Application of Laser Technology in Industrial Manufacturing
Since the emergence of ruby lasers in 1960, laser technology has shown great potential in the industrial field due to its unique energy concentration characteristics. High energy laser systems need to meet the "three highs" standards: high energy density, high beam quality, and high efficiency. Their average power usually exceeds 10kW, and their energy can reach tens of thousands of joules or more. The current mainstream high-energy lasers include:
Carbon dioxide laser (wavelength 10.6 μ m): stable beam quality, high energy conversion efficiency, suitable for large-scale industrial applications.
Solid state lasers (such as Nd: YAG, Wavelength 1.06 μ m: Compact structure, strong reliability, widely used in precision machining.
laser: High electro-optical conversion efficiency, compact size, but large beam divergence, requiring optimization with optical components.
Free electron laser: with a wide wavelength adjustable range and high theoretical efficiency, but requires support from a large electron beam system.
The core advantages of high-energy laser welding technology
Laser welding melts materials in microseconds by focusing a beam of light, forming precision welds. The core system consists of a laser, optical components, processing platform, and control system, with key technologies including:
Deep penetration welding and heat conduction welding:
When the power density reaches 10 ⁶~10 ⁷ W/cm ², the material surface vaporizes to form a "keyhole", and the laser energy is reflected multiple times on the hole wall, achieving deep penetration welding with an aspect ratio exceeding 10:1, suitable for thick plate connections.
At low power densities (10 ⁴~10 ⁵ W/cm ²), heat diffuses through thermal conduction, resulting in shallow melting depth, making it suitable for thin plates or fine structures.
Process adaptability:
In copper nickel alloy welding, laser technology effectively reduces intergranular cracks and porosity defects with low heat input and high-precision focusing ability, especially suitable for high corrosion resistance demand scenarios such as ships and chemicals.

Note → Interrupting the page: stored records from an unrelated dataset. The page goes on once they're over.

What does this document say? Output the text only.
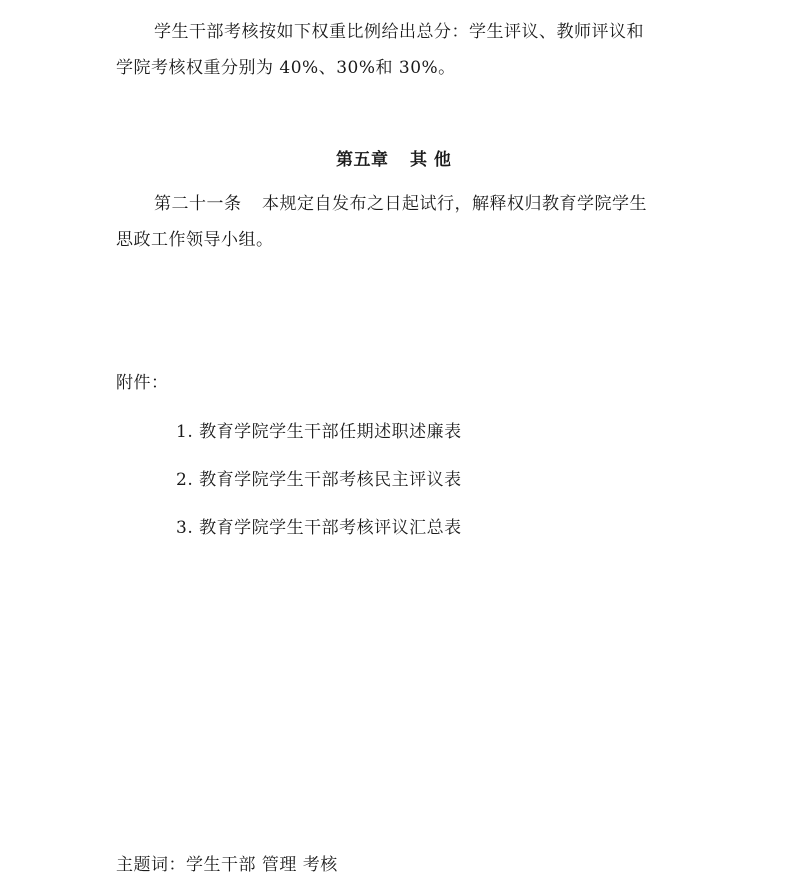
学生干部考核按如下权重比例给出总分：学生评议、教师评议和
学院考核权重分别为 40%、30%和 30%。
第五章 其 他
第二十一条 本规定自发布之日起试行，解释权归教育学院学生
思政工作领导小组。
附件：
1. 教育学院学生干部任期述职述廉表
2. 教育学院学生干部考核民主评议表
3. 教育学院学生干部考核评议汇总表
主题词：学生干部 管理 考核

By optimizing laser power, welding speed, and shielding gas parameters (such as argon), efficient connection of millimeter sized thick plates can be achieved.
Laser welding composition structure diagram
3、 Precision machining mechanism of high-energy laser markingLaser marking achieves permanent marking by inducing physical/chemical changes on the surface of materials through light energy, and is divided into two modes of action:
Hot processing mode:
High power laser melts and evaporates the surface of materials, forming dents or discoloration, suitable for high-temperature resistant materials such as metals and ceramics.
Cold processing mode:
UV laser breaks the chemical bonds of materials through photochemical reactions, achieving non thermal damage marking, especially suitable for sensitive materials such as plastics and electronic components.
The marking system mainly consists of a laser and a beam control component. The galvanometer scanning system controls the movement of the reflecting mirror through a computer to accurately plan the path of the light spot; Focusing lenses (such as f - θ lenses) compress the light beam to the micrometer level to ensure clear marking. The selection of different types of lasers (such as fiber optics and ultraviolet) depends on material properties and marking requirements.
With the increasing demand for industrial intelligence, high-energy laser technology is developing towards higher power and finer control. For example, the popularity of kilowatt level fiber lasers has promoted lightweight welding in the automotive and aerospace fields; Ultrafast laser technology has opened up a new path for micro nano processing. At the same time, breakthroughs in energy measurement technology, such as full absorption energy meters, provide reliable basis for system optimization.